Thursday, October 20, 2016

Today -100: October 20, 1916: Of banners, Standards, quarantines, and klucks


Members of the National Women’s Party picket a Woodrow Wilson speech in Chicago, but the crowd tears up their banners (“Wilson is against women,” “Wilson prevented the passage of suffrage amendment”, etc).

Inside, Wilson says that the function of women will be “the element of mediation, or comprehending and drawing all the elements together. It is the power of sympathy, as contrasted with the power of contests.”

In another Chicago speech (or possibly the same one? not worth going back to check), he tells immigrants not to be so... foreign.

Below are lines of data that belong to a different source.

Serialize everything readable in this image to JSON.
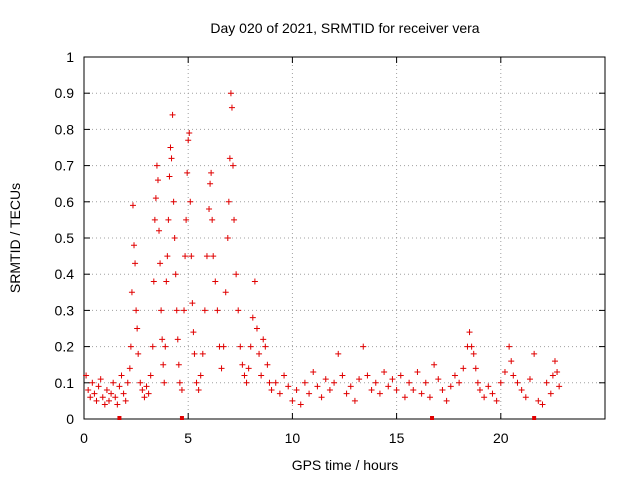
{
  "chart_data": {
    "type": "scatter",
    "title": "Day 020 of 2021, SRMTID for receiver vera",
    "xlabel": "GPS time / hours",
    "ylabel": "SRMTID / TECUs",
    "xlim": [
      0,
      25
    ],
    "ylim": [
      0,
      1
    ],
    "xticks": [
      0,
      5,
      10,
      15,
      20
    ],
    "xtick_labels": [
      "0",
      "5",
      "10",
      "15",
      "20"
    ],
    "yticks": [
      0,
      0.1,
      0.2,
      0.3,
      0.4,
      0.5,
      0.6,
      0.7,
      0.8,
      0.9,
      1
    ],
    "ytick_labels": [
      "0",
      "0.1",
      "0.2",
      "0.3",
      "0.4",
      "0.5",
      "0.6",
      "0.7",
      "0.8",
      "0.9",
      "1"
    ],
    "grid": true,
    "marker": "+",
    "marker_color": "#e00000",
    "series": [
      {
        "name": "SRMTID",
        "points": [
          [
            0.1,
            0.12
          ],
          [
            0.2,
            0.08
          ],
          [
            0.3,
            0.06
          ],
          [
            0.4,
            0.1
          ],
          [
            0.5,
            0.07
          ],
          [
            0.6,
            0.05
          ],
          [
            0.7,
            0.09
          ],
          [
            0.8,
            0.11
          ],
          [
            0.9,
            0.06
          ],
          [
            1.0,
            0.04
          ],
          [
            1.1,
            0.08
          ],
          [
            1.2,
            0.05
          ],
          [
            1.3,
            0.07
          ],
          [
            1.4,
            0.1
          ],
          [
            1.5,
            0.06
          ],
          [
            1.6,
            0.04
          ],
          [
            1.7,
            0.09
          ],
          [
            1.8,
            0.12
          ],
          [
            1.9,
            0.07
          ],
          [
            2.0,
            0.05
          ],
          [
            2.1,
            0.1
          ],
          [
            2.2,
            0.14
          ],
          [
            2.25,
            0.2
          ],
          [
            2.3,
            0.35
          ],
          [
            2.35,
            0.59
          ],
          [
            2.4,
            0.48
          ],
          [
            2.45,
            0.43
          ],
          [
            2.5,
            0.3
          ],
          [
            2.55,
            0.25
          ],
          [
            2.6,
            0.18
          ],
          [
            2.7,
            0.1
          ],
          [
            2.8,
            0.08
          ],
          [
            2.9,
            0.06
          ],
          [
            3.0,
            0.09
          ],
          [
            3.1,
            0.07
          ],
          [
            3.2,
            0.12
          ],
          [
            3.3,
            0.2
          ],
          [
            3.35,
            0.38
          ],
          [
            3.4,
            0.55
          ],
          [
            3.45,
            0.61
          ],
          [
            3.5,
            0.7
          ],
          [
            3.55,
            0.66
          ],
          [
            3.6,
            0.52
          ],
          [
            3.65,
            0.43
          ],
          [
            3.7,
            0.3
          ],
          [
            3.75,
            0.22
          ],
          [
            3.8,
            0.15
          ],
          [
            3.85,
            0.1
          ],
          [
            3.9,
            0.2
          ],
          [
            3.95,
            0.38
          ],
          [
            4.0,
            0.45
          ],
          [
            4.05,
            0.55
          ],
          [
            4.1,
            0.67
          ],
          [
            4.15,
            0.75
          ],
          [
            4.2,
            0.72
          ],
          [
            4.25,
            0.84
          ],
          [
            4.3,
            0.6
          ],
          [
            4.35,
            0.5
          ],
          [
            4.4,
            0.4
          ],
          [
            4.45,
            0.3
          ],
          [
            4.5,
            0.22
          ],
          [
            4.55,
            0.15
          ],
          [
            4.6,
            0.1
          ],
          [
            4.7,
            0.08
          ],
          [
            4.8,
            0.3
          ],
          [
            4.85,
            0.45
          ],
          [
            4.9,
            0.55
          ],
          [
            4.95,
            0.68
          ],
          [
            5.0,
            0.77
          ],
          [
            5.05,
            0.79
          ],
          [
            5.1,
            0.6
          ],
          [
            5.15,
            0.45
          ],
          [
            5.2,
            0.32
          ],
          [
            5.25,
            0.24
          ],
          [
            5.3,
            0.18
          ],
          [
            5.4,
            0.1
          ],
          [
            5.5,
            0.08
          ],
          [
            5.6,
            0.12
          ],
          [
            5.7,
            0.18
          ],
          [
            5.8,
            0.3
          ],
          [
            5.9,
            0.45
          ],
          [
            6.0,
            0.58
          ],
          [
            6.05,
            0.65
          ],
          [
            6.1,
            0.68
          ],
          [
            6.15,
            0.55
          ],
          [
            6.2,
            0.45
          ],
          [
            6.3,
            0.38
          ],
          [
            6.4,
            0.3
          ],
          [
            6.5,
            0.2
          ],
          [
            6.6,
            0.14
          ],
          [
            6.7,
            0.2
          ],
          [
            6.8,
            0.35
          ],
          [
            6.9,
            0.5
          ],
          [
            6.95,
            0.6
          ],
          [
            7.0,
            0.72
          ],
          [
            7.05,
            0.9
          ],
          [
            7.1,
            0.86
          ],
          [
            7.15,
            0.7
          ],
          [
            7.2,
            0.55
          ],
          [
            7.3,
            0.4
          ],
          [
            7.4,
            0.3
          ],
          [
            7.5,
            0.2
          ],
          [
            7.6,
            0.15
          ],
          [
            7.7,
            0.12
          ],
          [
            7.8,
            0.1
          ],
          [
            7.9,
            0.14
          ],
          [
            8.0,
            0.2
          ],
          [
            8.1,
            0.28
          ],
          [
            8.2,
            0.38
          ],
          [
            8.3,
            0.25
          ],
          [
            8.4,
            0.18
          ],
          [
            8.5,
            0.12
          ],
          [
            8.6,
            0.22
          ],
          [
            8.7,
            0.2
          ],
          [
            8.8,
            0.15
          ],
          [
            8.9,
            0.1
          ],
          [
            9.0,
            0.08
          ],
          [
            9.2,
            0.1
          ],
          [
            9.4,
            0.07
          ],
          [
            9.6,
            0.12
          ],
          [
            9.8,
            0.09
          ],
          [
            10.0,
            0.05
          ],
          [
            10.2,
            0.08
          ],
          [
            10.4,
            0.04
          ],
          [
            10.6,
            0.1
          ],
          [
            10.8,
            0.07
          ],
          [
            11.0,
            0.13
          ],
          [
            11.2,
            0.09
          ],
          [
            11.4,
            0.06
          ],
          [
            11.6,
            0.11
          ],
          [
            11.8,
            0.08
          ],
          [
            12.0,
            0.1
          ],
          [
            12.2,
            0.18
          ],
          [
            12.4,
            0.12
          ],
          [
            12.6,
            0.07
          ],
          [
            12.8,
            0.09
          ],
          [
            13.0,
            0.05
          ],
          [
            13.2,
            0.11
          ],
          [
            13.4,
            0.2
          ],
          [
            13.6,
            0.12
          ],
          [
            13.8,
            0.08
          ],
          [
            14.0,
            0.1
          ],
          [
            14.2,
            0.07
          ],
          [
            14.4,
            0.13
          ],
          [
            14.6,
            0.09
          ],
          [
            14.8,
            0.11
          ],
          [
            15.0,
            0.08
          ],
          [
            15.2,
            0.12
          ],
          [
            15.4,
            0.06
          ],
          [
            15.6,
            0.1
          ],
          [
            15.8,
            0.08
          ],
          [
            16.0,
            0.13
          ],
          [
            16.2,
            0.07
          ],
          [
            16.4,
            0.1
          ],
          [
            16.6,
            0.06
          ],
          [
            16.8,
            0.15
          ],
          [
            17.0,
            0.11
          ],
          [
            17.2,
            0.08
          ],
          [
            17.4,
            0.05
          ],
          [
            17.6,
            0.09
          ],
          [
            17.8,
            0.12
          ],
          [
            18.0,
            0.1
          ],
          [
            18.2,
            0.14
          ],
          [
            18.4,
            0.2
          ],
          [
            18.5,
            0.24
          ],
          [
            18.6,
            0.2
          ],
          [
            18.7,
            0.18
          ],
          [
            18.8,
            0.14
          ],
          [
            18.9,
            0.1
          ],
          [
            19.0,
            0.08
          ],
          [
            19.2,
            0.06
          ],
          [
            19.4,
            0.09
          ],
          [
            19.6,
            0.07
          ],
          [
            19.8,
            0.05
          ],
          [
            20.0,
            0.1
          ],
          [
            20.2,
            0.13
          ],
          [
            20.4,
            0.2
          ],
          [
            20.5,
            0.16
          ],
          [
            20.6,
            0.12
          ],
          [
            20.8,
            0.1
          ],
          [
            21.0,
            0.08
          ],
          [
            21.2,
            0.06
          ],
          [
            21.4,
            0.11
          ],
          [
            21.6,
            0.18
          ],
          [
            21.8,
            0.05
          ],
          [
            22.0,
            0.04
          ],
          [
            22.2,
            0.1
          ],
          [
            22.4,
            0.07
          ],
          [
            22.5,
            0.12
          ],
          [
            22.6,
            0.16
          ],
          [
            22.7,
            0.13
          ],
          [
            22.8,
            0.09
          ]
        ]
      }
    ],
    "gap_markers": [
      1.7,
      4.7,
      16.7,
      21.6
    ]
  }
}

He says the US can help in the settlement of the Great War because Americans come from all stocks and can “interpret the thought of the world [and...] the needs of the future.” I’m not sure if he realizes that he’s assigning the US the same place in the world as he assigned to women in politics.

The Bayonne Standard Oil strike breaks up when American-born workers desert their immigrant (mostly Poles) compatriots.  Standard offered nothing, but will “investigate” any grievances – except those involving pay.

The Harvard football team is quarantined (well, confined to campus) after a half-back comes down with suspected polio.

German Field Marshal Alexander von Kluck retires, at 70, to the doubtless disappointment of British soldiers, who sang songs about him.